How I could have reacted whitely while we were squatted down getting
the last embers; their black stopping; a spare thought early at
night; we dusted our hands off, a line in my head captured the little
glows: The evening was alive with first responders, already
turning it. Respective cities closed over us again. (3)
The speaker of the
poem looks “to scrape...out” the fire engulfing “a municipal
tree” and, during the process, receives help from “Two men
walking the other direction.” She worries about reacting “whitely”
to their “black stopping,” but the three succeed in putting out
“the last embers.” Yet, once they accomplish their goal of
preserving the municipal tree, their “Respective cities closed over
[them] again.” In this moment, the hope of community forms, but,
unfortunately, just as quickly dissolves.
Another
relationship How We Saved the City
explores is that of gender; specifically, the speaker of the poem
“Humble is the key to setting out” wants to commit herself to
“living a publicly gender-free life and showing solidarity with
anyone who tries” (36).
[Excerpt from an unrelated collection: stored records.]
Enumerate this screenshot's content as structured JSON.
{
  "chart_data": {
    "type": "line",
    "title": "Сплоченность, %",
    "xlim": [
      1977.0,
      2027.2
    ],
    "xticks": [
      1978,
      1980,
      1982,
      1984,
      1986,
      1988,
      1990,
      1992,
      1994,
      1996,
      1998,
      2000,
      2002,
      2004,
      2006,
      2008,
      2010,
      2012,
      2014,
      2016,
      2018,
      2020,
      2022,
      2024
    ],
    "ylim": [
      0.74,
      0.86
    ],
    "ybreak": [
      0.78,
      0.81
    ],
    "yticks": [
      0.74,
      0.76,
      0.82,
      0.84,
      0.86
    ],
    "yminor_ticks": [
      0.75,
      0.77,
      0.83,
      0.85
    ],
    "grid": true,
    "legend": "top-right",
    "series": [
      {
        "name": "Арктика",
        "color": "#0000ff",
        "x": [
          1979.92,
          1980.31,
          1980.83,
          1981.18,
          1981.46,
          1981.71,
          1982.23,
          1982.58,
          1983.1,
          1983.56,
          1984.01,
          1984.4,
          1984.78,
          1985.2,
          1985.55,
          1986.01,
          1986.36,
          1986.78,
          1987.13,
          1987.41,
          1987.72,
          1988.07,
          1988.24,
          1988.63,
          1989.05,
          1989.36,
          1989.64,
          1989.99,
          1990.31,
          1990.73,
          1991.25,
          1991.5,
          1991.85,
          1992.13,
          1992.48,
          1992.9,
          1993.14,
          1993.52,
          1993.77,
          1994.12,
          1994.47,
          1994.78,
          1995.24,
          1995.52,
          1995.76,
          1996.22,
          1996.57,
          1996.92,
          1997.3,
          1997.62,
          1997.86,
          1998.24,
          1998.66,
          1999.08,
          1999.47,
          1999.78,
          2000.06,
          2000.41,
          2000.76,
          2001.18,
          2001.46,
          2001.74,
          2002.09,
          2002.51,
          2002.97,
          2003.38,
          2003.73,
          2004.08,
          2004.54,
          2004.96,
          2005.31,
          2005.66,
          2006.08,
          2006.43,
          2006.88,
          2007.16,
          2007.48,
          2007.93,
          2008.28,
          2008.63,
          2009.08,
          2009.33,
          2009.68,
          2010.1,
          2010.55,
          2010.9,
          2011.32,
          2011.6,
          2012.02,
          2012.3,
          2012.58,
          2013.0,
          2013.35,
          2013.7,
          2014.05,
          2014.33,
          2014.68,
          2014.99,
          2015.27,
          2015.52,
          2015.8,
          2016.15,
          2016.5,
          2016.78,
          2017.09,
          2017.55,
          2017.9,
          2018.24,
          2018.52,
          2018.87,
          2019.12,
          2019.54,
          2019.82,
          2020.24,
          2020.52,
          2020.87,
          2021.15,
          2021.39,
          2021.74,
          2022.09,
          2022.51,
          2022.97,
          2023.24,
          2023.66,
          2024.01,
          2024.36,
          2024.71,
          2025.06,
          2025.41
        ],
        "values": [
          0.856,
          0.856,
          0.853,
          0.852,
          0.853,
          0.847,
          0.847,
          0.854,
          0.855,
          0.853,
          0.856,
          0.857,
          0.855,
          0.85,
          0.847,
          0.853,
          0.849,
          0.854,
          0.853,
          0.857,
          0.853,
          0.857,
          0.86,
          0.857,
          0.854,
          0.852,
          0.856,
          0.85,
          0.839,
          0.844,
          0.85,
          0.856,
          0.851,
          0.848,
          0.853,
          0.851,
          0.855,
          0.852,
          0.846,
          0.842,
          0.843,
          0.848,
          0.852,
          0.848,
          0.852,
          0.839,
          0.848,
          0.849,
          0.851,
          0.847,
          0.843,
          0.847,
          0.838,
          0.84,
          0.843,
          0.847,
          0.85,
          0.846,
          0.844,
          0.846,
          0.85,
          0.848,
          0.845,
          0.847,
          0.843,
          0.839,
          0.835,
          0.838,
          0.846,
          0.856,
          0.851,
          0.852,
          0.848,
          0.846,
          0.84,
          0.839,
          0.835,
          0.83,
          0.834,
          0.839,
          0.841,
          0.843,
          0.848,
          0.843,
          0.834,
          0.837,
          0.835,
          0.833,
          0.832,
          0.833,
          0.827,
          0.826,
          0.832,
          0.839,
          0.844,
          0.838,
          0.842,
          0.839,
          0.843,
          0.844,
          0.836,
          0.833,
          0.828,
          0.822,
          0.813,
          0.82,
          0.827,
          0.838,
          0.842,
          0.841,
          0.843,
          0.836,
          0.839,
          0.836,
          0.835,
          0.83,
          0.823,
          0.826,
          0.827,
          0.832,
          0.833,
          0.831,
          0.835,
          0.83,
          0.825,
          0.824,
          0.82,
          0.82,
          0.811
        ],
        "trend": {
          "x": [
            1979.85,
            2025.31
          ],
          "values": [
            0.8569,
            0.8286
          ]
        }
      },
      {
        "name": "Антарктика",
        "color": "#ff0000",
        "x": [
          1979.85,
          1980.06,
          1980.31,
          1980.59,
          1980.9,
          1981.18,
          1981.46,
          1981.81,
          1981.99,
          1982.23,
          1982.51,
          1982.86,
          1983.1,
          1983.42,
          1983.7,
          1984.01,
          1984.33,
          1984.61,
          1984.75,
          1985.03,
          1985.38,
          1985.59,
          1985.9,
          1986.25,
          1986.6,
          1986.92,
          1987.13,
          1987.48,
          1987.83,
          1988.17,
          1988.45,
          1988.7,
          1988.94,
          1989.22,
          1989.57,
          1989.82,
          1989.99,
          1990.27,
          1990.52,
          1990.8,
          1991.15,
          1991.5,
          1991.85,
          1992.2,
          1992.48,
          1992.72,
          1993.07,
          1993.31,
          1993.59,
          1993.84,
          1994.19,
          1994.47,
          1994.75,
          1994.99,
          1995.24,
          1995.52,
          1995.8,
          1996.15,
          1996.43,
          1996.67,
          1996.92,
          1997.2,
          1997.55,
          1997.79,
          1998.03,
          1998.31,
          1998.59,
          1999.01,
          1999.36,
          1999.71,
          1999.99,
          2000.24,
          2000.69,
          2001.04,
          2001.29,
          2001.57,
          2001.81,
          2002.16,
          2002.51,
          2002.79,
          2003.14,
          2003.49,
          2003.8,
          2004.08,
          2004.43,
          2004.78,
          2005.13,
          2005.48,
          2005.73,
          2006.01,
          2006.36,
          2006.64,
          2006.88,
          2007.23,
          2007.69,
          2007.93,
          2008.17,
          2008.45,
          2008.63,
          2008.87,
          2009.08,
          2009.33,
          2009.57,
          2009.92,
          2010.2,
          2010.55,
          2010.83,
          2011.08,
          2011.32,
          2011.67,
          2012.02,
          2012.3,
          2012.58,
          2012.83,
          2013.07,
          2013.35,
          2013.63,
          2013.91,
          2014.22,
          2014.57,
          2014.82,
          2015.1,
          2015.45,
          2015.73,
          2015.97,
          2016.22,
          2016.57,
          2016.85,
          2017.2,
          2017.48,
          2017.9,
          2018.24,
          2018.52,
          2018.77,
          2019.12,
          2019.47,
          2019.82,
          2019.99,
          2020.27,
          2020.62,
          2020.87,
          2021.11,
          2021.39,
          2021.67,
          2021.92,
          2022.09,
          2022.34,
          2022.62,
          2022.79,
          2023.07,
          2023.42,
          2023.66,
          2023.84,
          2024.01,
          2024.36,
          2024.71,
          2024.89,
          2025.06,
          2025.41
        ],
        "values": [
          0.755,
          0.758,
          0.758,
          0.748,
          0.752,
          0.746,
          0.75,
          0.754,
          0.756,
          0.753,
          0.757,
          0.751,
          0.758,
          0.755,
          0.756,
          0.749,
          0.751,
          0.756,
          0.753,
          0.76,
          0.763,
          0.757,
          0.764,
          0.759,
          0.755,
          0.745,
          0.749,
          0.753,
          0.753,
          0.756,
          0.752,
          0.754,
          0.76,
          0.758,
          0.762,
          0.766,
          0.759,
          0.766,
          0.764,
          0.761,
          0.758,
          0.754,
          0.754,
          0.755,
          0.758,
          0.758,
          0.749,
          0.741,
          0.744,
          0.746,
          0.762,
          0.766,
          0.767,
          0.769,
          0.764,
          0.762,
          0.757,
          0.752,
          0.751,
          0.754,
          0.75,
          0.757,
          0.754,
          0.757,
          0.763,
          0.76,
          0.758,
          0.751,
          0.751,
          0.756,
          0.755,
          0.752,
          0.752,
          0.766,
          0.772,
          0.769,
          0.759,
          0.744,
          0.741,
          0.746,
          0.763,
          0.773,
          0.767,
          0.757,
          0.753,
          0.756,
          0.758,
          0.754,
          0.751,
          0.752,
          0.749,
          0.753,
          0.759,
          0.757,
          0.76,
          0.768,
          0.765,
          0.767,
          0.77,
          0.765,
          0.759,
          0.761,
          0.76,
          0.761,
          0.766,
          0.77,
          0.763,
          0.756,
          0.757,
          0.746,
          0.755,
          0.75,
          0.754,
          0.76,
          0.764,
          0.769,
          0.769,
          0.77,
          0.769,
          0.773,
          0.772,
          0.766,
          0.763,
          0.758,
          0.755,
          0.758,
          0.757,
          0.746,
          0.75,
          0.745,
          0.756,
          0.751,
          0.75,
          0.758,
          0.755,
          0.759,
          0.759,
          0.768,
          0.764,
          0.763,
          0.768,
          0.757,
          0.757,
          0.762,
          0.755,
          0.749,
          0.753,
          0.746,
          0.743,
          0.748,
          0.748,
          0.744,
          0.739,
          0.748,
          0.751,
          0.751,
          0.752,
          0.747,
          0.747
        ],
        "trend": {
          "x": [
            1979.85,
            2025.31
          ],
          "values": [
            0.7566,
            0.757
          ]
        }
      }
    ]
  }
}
To her mind, one way to perform a
“gender-free life,” at least linguistically, is to keep “grammar
ethical” by employing the third-person plural “they” in order
to leave “the cult of autonomy” that manifests when using other
“pronouns” (30). But just as How We Saved the City does
not offer a perfect solution for race relations, neither does it
offer one for gender relations. In fact, even the speaker's partner
worries that, in performing one's life androgynously, we will “make
fools of ourselves” and, thus, says: “I don't know if I can do
it” (36)
Regardless of
whether or not the denizens of the city succeed in their attempts,
Schapira's collection endeavors to create a community where it's
“Safe to be tattooed, hairy. / Safe to be gay, fat, shy” (64). In
other words, we save the city by creating a community where “people
gather around...and radiate” their personal utopias; as each utopia
“ripples” out so as to “touch each other,” eventually “all
the utopias will join to form” (40) a collective utopia named The
City.
The
question, though, posed in How We Saved the City is:
“But isn't utopia what people think?” (44), some unattainable
concept formed in the mind that cannot be realized in the material
world. Yes, this is
true, and no doubt the reason why the city's citizens do not succeed
in sustaining the temporary coalitions they form. But far from
admitting defeat, Schapira's book asks us “to imagine what has
never been” so we may “speak about it with hope instead of
certainty” (95). Hope, it would appear, is what will save the city.